Ugo Sébastião dit souvent qu’il ne répète que très rarement le
même procédé. Ainsi, parmi les dix nouvelles peintures de sa seconde
exposition à la galerie pal project, l’artiste a diversement pu jouer aux
fléchettes avec ses pinceaux ou laissé officier les vers à bois en maîtres
de l’aléatoire. Il a fait appel au dissolvant pour tenter d’oublier ou bien
encore au plomb pour lester le poids de l’histoire. Cette matérialité
exacerbée, née d’une recherche frénétique d’incarnation, il faut la lire en
regard avec une seconde dynamique. À partir d’images source glanées
sur internet, l’artiste procède par déclinaison sérielle et cérébrale d’un
même motif dont il nous présente une répétition altérée. Cela concerne
particulièrement le répertoire de la peinture baroque, cet inépuisable
réservoir de vanités crépusculaires, de corps arqués et de saints
convulsés que l’on jurerait avoir déjà vus ailleurs. L’œuvre finale de
l’artiste s’y tient en équilibre, dans cet intervalle incertain entre
circulation et recapture.
L’artiste, né en 1998 à Lyon, appartient à une nouvelle génération
d’artistes chargé·es se dépêtrer avec plusieurs héritages distincts et de
s’en distinguer. Il y a certes la peinture canonique, conservée et
historiographiée, mais également la tradition plus récente des artistes
qui, tout au long du XXe siècle, firent un sort à la condition de l’image
techniquement reproductible. Ceux·celles-ci, parfois désignés d’ « artistes
iconographes »¹, ont permis de légitimer des pratiques comme le collage,
la collection, le recadrage, l’échantillonnage, le
reblog ou le
reshare.
Ils·elles ont en même temps démontré combien les critères hérités de
l’originalité, de l’individualité et de l’invention se trouvent disqualifiés au
sein de la condition post-média voire post-internet. Aujourd’hui
cependant, surfer sur un océan d’images ne suffit pas et les sirènes de la
dématérialisation ne charment plus grand monde. En s’investissant
physiquement dans la production d’ « objets irréguliers »², Ugo Sébastião
rematérialise les scories de l’ère liquide.

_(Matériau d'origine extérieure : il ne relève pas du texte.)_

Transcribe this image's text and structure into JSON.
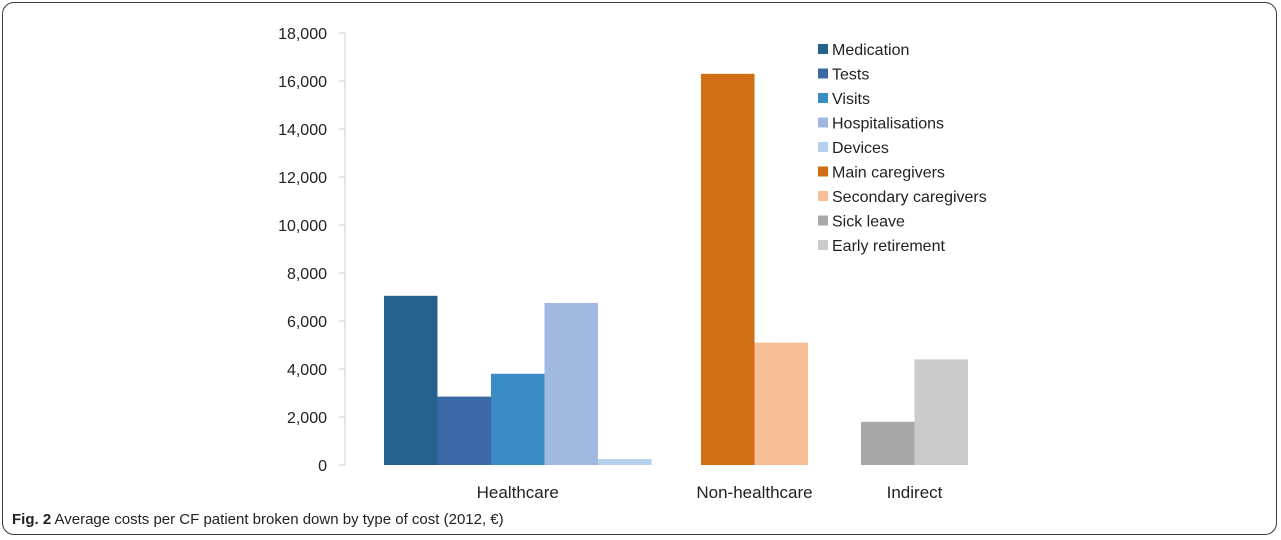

Avec « The Doubts », il en va selon l’artiste d’une « tentative d’user,
d’épuiser une manière jusqu’à ce qu’elle bascule vers autre chose »³.
« Persistant Shapes » (2022), sa précédente exposition à la galerie,
introduisait certains de ses traits formels distinctifs : le vert acide, la
citation baroque, le motif des masques. À s’y pencher de plus près,
certaines toiles du nouvel ensemble révèlent des points d’achoppement
inédits : une main à six doigts, en particulier, met la puce à l’oreille. Cette
anomalie trahit l’usage de l’intelligence artificielle pour générer certains
motifs. Au sein de la toile monumentale
The Doubt, différents registres
iconographiques sont juxtaposés dans le même plan : l’IA voisine avec la
peinture sur le vif et l’emprunt à la tradition picturale. Reste que
l’impression finale, elle, découle du corps-à-corps de l’artiste aux prises
avec une surface plane recouverte de couleurs en un certain ordre
assemblées. L’identification immédiate laisse alors place à un rythme de
lecture décéléré et le plaisir émoussé du sensible reprend timidement ses
marques – par-delà la dématérialisation.
Dans le livre
Immediacy, Or The Style of Too Late Capitalism
(2024), Anna Kornbluh fait de l’immédiateté le style culturel des années
2010. Selon elle, celle-ci instaure une tyrannie ambiante où tout est dès
lors instantané et immersif : « L’immédiateté, c’est le déluge sans rien
pour l’épancher, l’inondation stylisée d’une immanence intense au sein de
notre esthétique culturelle qui se conforme étrangement aux conditions
contemporaines des marées noires et des raz-de-marée. »⁴ Ugo Sébastião
a beau se confronter au même présent trouble, ses toiles irrégulières
balafrent l’immanence pour mieux inviter à la réappropriation située de
notre mémoire reproduite.
¹ Garance Chabert et Aurélien Mole (éd.), Les artistes iconographes, Empire books/Villa
du Parc, 2018.
² Entretien avec l’artiste, février 2025. L’emploi de l’expression peut être vue comme un
clin d’œil à la “perle irrégulière », ou barroco en portugais, dont le baroque tire son
nom.
³ Entretien avec l’artiste, Ibid.
⁴ Anna Kornbluh, Immediacy, or The style of too-late capitalism, Verso, 2024. p. 33 [T. de l’a].